The Continuing Risk of Nuclear War How Citizen-Scientists Can Help Reduce the Threat
Prof. Frank N. von Hippel
Senior research physicist and professor of public and international affairs emeritus
with Princeton’s Program on Science & Global Security
The danger of deliberate nuclear use diminished with the end of the Cold War but has increased again with President Putin’s threats of nuclear use in case NATO crosses an undefined line in its support of Ukraine.
A large fraction of U.S. and Russian strategic missiles remain in their Cold War launch-on-warning postures. The danger of accidental nuclear war may have increased in an era when hackers are able penetrate our most sensitive computer systems.
With both Russia and the U.S. actively replacing their nuclear weapons with “modern” versions, China building up its nuclear arsenal and six other nuclear-armed states, there is no end in sight. Physicists, starting with Niels Bohr and Leo Szilard, invented nuclear arms control. It is time to engage again.

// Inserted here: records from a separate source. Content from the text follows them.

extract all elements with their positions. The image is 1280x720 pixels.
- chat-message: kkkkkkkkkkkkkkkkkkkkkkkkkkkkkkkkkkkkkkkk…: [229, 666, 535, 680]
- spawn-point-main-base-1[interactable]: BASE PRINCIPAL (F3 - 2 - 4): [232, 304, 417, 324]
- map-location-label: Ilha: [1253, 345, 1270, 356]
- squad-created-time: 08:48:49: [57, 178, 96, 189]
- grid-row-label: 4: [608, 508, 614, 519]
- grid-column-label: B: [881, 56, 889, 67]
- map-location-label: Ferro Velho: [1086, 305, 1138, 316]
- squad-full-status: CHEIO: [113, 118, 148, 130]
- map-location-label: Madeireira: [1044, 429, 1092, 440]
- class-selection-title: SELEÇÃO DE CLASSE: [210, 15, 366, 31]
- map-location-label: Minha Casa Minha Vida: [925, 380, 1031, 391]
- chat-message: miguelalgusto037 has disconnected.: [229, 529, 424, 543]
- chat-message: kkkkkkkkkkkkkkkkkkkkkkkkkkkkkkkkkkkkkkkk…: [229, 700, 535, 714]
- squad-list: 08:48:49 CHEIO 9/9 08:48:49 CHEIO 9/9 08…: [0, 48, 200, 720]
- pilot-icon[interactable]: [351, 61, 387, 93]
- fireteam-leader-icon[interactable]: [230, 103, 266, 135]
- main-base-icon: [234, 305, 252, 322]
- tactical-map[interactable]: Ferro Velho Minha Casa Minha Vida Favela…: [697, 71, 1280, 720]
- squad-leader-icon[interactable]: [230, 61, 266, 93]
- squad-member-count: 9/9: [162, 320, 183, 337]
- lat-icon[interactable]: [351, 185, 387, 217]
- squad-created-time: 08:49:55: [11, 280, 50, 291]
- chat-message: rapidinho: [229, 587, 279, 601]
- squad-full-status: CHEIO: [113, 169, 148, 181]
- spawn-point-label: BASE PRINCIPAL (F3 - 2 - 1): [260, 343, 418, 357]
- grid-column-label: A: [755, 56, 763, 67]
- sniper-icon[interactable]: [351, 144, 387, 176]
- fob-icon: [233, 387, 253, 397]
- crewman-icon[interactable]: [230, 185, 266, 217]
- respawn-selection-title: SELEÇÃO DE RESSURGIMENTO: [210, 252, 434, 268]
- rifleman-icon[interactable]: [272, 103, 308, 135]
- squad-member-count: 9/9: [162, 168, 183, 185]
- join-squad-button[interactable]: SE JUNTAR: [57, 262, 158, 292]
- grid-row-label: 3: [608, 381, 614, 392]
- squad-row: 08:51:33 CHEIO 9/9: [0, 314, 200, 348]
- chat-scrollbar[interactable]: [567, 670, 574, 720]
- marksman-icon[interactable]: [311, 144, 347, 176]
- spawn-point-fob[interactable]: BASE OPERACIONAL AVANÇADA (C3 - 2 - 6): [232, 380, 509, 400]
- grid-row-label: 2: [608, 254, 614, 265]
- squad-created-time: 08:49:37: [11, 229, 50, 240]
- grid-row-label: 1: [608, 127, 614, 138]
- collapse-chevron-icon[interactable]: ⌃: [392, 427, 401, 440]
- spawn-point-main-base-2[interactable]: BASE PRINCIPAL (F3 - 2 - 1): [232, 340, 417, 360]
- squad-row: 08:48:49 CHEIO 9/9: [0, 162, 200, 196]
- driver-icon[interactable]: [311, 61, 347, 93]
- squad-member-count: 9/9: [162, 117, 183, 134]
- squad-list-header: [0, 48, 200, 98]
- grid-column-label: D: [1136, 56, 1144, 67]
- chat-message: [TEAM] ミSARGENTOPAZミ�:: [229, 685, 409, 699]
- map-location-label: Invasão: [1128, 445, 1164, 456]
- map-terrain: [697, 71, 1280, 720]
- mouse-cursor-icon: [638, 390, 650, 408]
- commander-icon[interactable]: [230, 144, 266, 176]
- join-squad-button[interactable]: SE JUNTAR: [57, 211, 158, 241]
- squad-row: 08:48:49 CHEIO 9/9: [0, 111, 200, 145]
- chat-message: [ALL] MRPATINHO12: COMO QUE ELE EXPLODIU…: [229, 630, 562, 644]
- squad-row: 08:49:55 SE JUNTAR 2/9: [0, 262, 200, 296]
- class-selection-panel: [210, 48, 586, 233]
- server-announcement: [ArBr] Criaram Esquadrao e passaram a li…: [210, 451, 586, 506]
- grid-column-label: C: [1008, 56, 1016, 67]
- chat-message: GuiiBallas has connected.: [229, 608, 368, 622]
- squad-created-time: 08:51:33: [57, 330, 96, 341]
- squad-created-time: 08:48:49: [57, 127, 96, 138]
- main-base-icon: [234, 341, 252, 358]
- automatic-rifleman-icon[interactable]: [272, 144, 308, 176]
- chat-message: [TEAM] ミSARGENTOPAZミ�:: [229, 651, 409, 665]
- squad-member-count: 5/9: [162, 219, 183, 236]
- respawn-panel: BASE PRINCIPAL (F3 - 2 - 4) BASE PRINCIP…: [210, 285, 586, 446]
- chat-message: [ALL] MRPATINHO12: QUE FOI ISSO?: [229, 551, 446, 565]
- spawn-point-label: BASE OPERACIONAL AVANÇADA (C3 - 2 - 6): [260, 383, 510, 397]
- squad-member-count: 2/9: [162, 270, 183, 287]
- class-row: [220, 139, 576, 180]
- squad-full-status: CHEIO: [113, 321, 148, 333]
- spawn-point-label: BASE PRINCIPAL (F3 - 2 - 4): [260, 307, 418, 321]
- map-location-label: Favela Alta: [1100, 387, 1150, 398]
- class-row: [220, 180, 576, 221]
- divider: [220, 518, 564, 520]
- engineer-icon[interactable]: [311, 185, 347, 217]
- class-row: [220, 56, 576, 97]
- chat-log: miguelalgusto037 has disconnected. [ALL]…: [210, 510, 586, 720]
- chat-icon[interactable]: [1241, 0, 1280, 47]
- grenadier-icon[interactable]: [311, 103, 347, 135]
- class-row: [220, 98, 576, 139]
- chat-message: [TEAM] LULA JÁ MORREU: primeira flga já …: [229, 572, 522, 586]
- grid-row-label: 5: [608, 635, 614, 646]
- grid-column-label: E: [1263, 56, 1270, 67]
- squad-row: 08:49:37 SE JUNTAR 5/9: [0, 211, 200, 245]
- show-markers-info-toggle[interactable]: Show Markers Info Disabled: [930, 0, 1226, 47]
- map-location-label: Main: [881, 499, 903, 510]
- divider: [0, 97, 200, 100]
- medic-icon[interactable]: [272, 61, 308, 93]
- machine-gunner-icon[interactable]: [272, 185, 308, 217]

The American Physical Society has supported the establishment of a new Physicists Coalition for Nuclear Threat Reduction – now numbering 700 – to help physicists educate themselves and their Representatives and Senators on the dangers and policies that could reduce them.
Frank N. von Hippel, a nuclear physicist by training, is emeritus professor of public and international affairs at Princeton University. The focus of his research and policy activism is on nuclear arms control and nonproliferation. He co-founded Princeton University’s Program on Science and Global Security and, during 1993-4, served as Assistant Director for National Security in the White House Office of Science and Technology Policy.